Ila McAfee was one of the most prolific painters of the Taos art colony of the mid-twentieth century, a Colorado ranching-country artist whose lifelong subject was the horse, and whose long career took her from Western landscape and Native American scenes to murals for federal post offices and over a thousand easel paintings produced across more than seven decades.
Ila Mae McAfee (1897–1995) was an American painter and muralist, born in the small ranching community of Sargents in southwestern Colorado, near Gunnison, and raised among the horses that would become the central subject of her work. Her formal art training began in Los Angeles at the West Lake School of Art and the Haz Art School (1917–1918), continued at Western State College in Colorado, where she earned a BA in 1919, and led her to Chicago, where she worked as a student and assistant to the muralist James E. McBurney through 1924 and was influenced by the sculptor Lorado Taft. She continued her studies at the National Academy of Design in New York in 1925 and at the Art Students League in 1926.

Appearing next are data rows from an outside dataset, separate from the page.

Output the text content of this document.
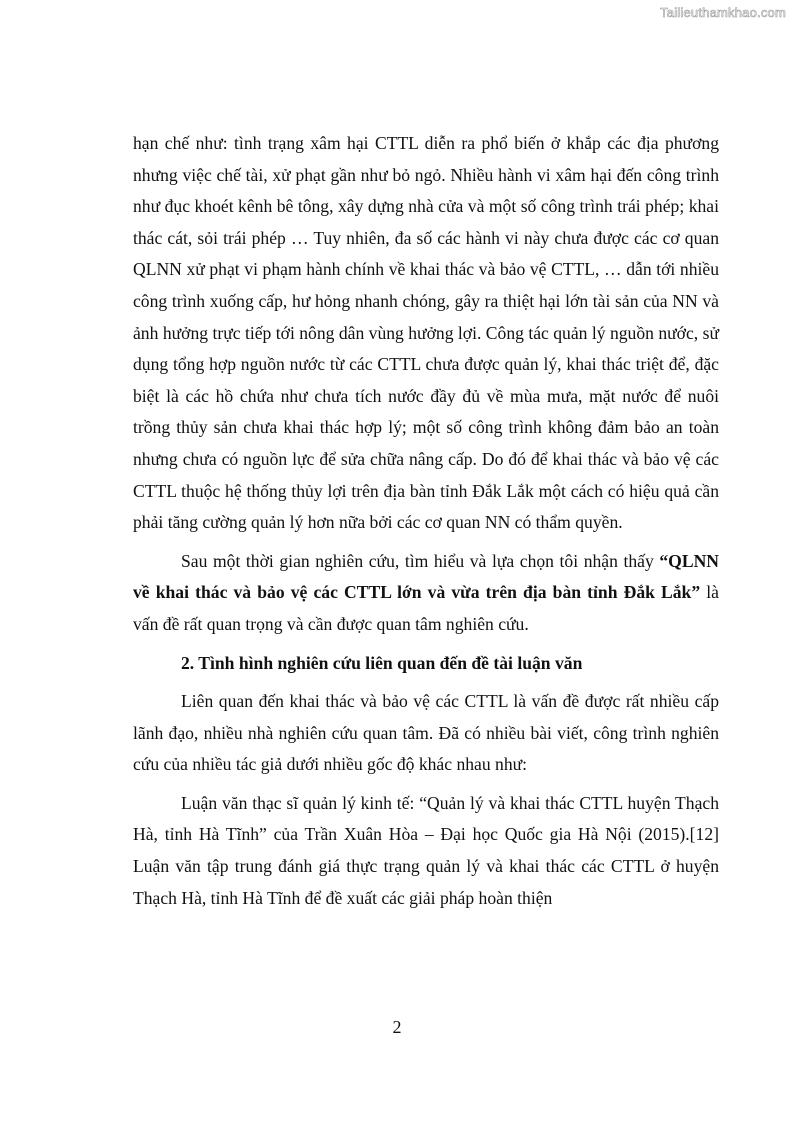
Tailieuthamkhao.com

hạn chế như: tình trạng xâm hại CTTL diễn ra phổ biến ở khắp các địa phương nhưng việc chế tài, xử phạt gần như bỏ ngỏ. Nhiều hành vi xâm hại đến công trình như đục khoét kênh bê tông, xây dựng nhà cửa và một số công trình trái phép; khai thác cát, sỏi trái phép … Tuy nhiên, đa số các hành vi này chưa được các cơ quan QLNN xử phạt vi phạm hành chính về khai thác và bảo vệ CTTL, … dẫn tới nhiều công trình xuống cấp, hư hỏng nhanh chóng, gây ra thiệt hại lớn tài sản của NN và ảnh hưởng trực tiếp tới nông dân vùng hưởng lợi. Công tác quản lý nguồn nước, sử dụng tổng hợp nguồn nước từ các CTTL chưa được quản lý, khai thác triệt để, đặc biệt là các hồ chứa như chưa tích nước đầy đủ về mùa mưa, mặt nước để nuôi trồng thủy sản chưa khai thác hợp lý; một số công trình không đảm bảo an toàn nhưng chưa có nguồn lực để sửa chữa nâng cấp. Do đó để khai thác và bảo vệ các CTTL thuộc hệ thống thủy lợi trên địa bàn tỉnh Đắk Lắk một cách có hiệu quả cần phải tăng cường quản lý hơn nữa bởi các cơ quan NN có thẩm quyền.

Sau một thời gian nghiên cứu, tìm hiểu và lựa chọn tôi nhận thấy “QLNN về khai thác và bảo vệ các CTTL lớn và vừa trên địa bàn tỉnh Đắk Lắk” là vấn đề rất quan trọng và cần được quan tâm nghiên cứu.

2. Tình hình nghiên cứu liên quan đến đề tài luận văn

Liên quan đến khai thác và bảo vệ các CTTL là vấn đề được rất nhiều cấp lãnh đạo, nhiều nhà nghiên cứu quan tâm. Đã có nhiều bài viết, công trình nghiên cứu của nhiều tác giả dưới nhiều gốc độ khác nhau như:

Luận văn thạc sĩ quản lý kinh tế: “Quản lý và khai thác CTTL huyện Thạch Hà, tỉnh Hà Tĩnh” của Trần Xuân Hòa – Đại học Quốc gia Hà Nội (2015).[12] Luận văn tập trung đánh giá thực trạng quản lý và khai thác các CTTL ở huyện Thạch Hà, tỉnh Hà Tĩnh để đề xuất các giải pháp hoàn thiện

2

In 1926 she married the landscape painter Elmer Page Turner, and the couple visited Taos that year and settled there in 1928, building their White Horse Studio in 1929. Across the next six decades she produced more than a thousand easel paintings of horses, Pueblo and Native American subjects, ranch scenes, and Western landscapes, and during the 1930s and early 1940s painted four federal post-office murals through the Treasury Department's Section of Painting and Sculpture, The Wealth of the West (1940) in Gunnison, Colorado, The Scene Changes in Edmond, Oklahoma, and others in Clifton, Texas, and Cordell, Oklahoma. In 1981 she was named Taos Artist of the Year. Her work is held in the collections of the Smithsonian American Art Museum and the Harwood Museum of Art in Taos, among others.